Coronavirus, parla l’esperto: “Non uccidete la socialità”

“Reprimere la socialità ha conseguenze dannose”. Questa è la teoria del sociologo Riccardo Pellegrino, cultore presso l’Università degli studi di Palermo ed esperto di conflitti sociali e interculturali. Lo studioso ci spiega in che modo queste norme per il contenimento del virus cambieranno la vita a un popolo, come quello italiano, così “fisico”.

“Se c’è un punto comune alle varie discipline psicologiche, questo riguarda l’insopprimibile bisogno dell’uomo, di ogni cultura o nazionalità, di affetto e di socialità. Reprimere questo bisogno porta a conseguenze molto dannose e non c’è bisogno di scomodare Freud, Eric Berne o altri grandi autori per avere conferme – dice Pellegrino – ; la socialità, quando non è stabilita da uno Stato etico o da precetti religiosi, non ha molto riscontro nella società. Certo, c’è un’emergenza sanitaria che giustifica questa proibizione ma comunque sono solo consigli che non avranno grandi ricadute né sulla società né in termini di contenimento del contagio. Questi sono provvedimenti che, oltre ad essere necessari sotto il profilo sanitario, mirano a rassicurare i cittadini: a dare certezza che le autorità si stiano prendendo cura di loro e controllino la situazione”.
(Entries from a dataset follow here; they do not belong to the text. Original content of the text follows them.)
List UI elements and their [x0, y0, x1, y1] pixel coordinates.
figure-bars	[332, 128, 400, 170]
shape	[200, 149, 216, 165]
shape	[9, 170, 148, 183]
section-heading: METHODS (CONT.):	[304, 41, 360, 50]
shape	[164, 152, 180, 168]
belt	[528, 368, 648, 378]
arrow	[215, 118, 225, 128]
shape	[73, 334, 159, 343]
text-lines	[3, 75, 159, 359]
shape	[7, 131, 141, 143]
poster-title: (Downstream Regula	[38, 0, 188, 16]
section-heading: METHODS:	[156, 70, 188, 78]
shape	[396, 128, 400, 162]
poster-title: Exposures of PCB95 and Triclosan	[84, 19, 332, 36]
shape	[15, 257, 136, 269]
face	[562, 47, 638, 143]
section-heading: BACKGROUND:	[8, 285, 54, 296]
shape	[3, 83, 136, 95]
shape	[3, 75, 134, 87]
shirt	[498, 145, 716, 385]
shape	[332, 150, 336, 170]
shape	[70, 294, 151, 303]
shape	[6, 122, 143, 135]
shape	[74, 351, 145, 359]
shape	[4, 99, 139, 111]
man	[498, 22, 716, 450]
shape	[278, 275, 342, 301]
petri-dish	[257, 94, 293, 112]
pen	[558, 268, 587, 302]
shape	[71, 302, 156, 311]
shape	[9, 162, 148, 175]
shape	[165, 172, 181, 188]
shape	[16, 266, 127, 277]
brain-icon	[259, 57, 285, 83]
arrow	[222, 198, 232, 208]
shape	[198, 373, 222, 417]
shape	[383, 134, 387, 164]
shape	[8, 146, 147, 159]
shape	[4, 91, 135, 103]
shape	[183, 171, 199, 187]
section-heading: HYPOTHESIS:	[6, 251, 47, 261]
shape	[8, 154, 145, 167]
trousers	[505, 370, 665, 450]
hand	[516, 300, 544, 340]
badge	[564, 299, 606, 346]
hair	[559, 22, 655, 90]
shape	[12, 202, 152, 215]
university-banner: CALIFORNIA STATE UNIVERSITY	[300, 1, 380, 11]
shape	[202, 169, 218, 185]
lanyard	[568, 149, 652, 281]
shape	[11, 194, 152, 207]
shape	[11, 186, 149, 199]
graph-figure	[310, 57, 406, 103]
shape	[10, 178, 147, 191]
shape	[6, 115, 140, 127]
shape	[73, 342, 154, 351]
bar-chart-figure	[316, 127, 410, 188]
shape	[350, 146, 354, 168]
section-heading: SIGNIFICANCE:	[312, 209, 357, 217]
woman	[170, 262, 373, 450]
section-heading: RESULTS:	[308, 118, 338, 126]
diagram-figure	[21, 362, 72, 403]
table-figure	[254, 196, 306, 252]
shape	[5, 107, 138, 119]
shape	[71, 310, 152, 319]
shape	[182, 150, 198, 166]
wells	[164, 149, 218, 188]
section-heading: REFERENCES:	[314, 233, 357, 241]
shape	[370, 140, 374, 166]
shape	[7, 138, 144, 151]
C’è, però, il rischio che la paura possa incidere sui rapporti interpersonali. “La chiusura nei confronti all’altro – continua Riccardo Pellegrino – per evitare potenziali pericoli produce una situazione di paranoia, cioè di paura che, di volta in volta, si dirige su un bersaglio diverso, in base alla convenienza di chi l’ha indotta secondo il ben noto principio di creare un nemico comune che unisca tutti. Tale condizione psicologica peggiora sicuramente i rapporti interpersonali e pregiudica anche l’equilibrio e la pace sociale. Esiste comunque quell’insopprimibile bisogno di socialità che porta all’apertura e a una visione più critica della realtà sociale. Pensiamo alle reazioni sui social: accanto alle bufale e alle fake news, si diffonde una sana ironia che straccia il velo della paura per denunciare il virus per quello che è”.

C’è, anche, il pericolo di emarginazione per determinati gruppi sociali. “In questa situazione italiana, piena di paradossi, quelli che prima rischiavano l’emarginazione, perché impaurivano, oggi sono scomparsi dalla scena. Penso agli immigrati che fino a due settimane fa sembravano essere l’origine di tutti i mali italiani e che alcuni politici volevano rappresentare come untori anche per il coronavirus, portato dai barconi sulle coste italiane. Oggi sappiamo che il coronavirus è arrivato in Italia con un aereo, viaggiando in prima classe e portato da un italiano. Questo coronavirus ha dimostrato quanto sia importante, per una società avanzata, potere contare su una struttura sanitaria pubblica e capillare sul territorio, in cui medici e infermieri italiani della Sanità pubblica lavorino perseguendo l’obiettivo comune del benessere. Oggi abbiamo la possibilità di emarginare la paura, l’individualismo e l’egoismo per costruire una collettività italiana fondata sulla solidarietà e su solidi presupposti culturali”.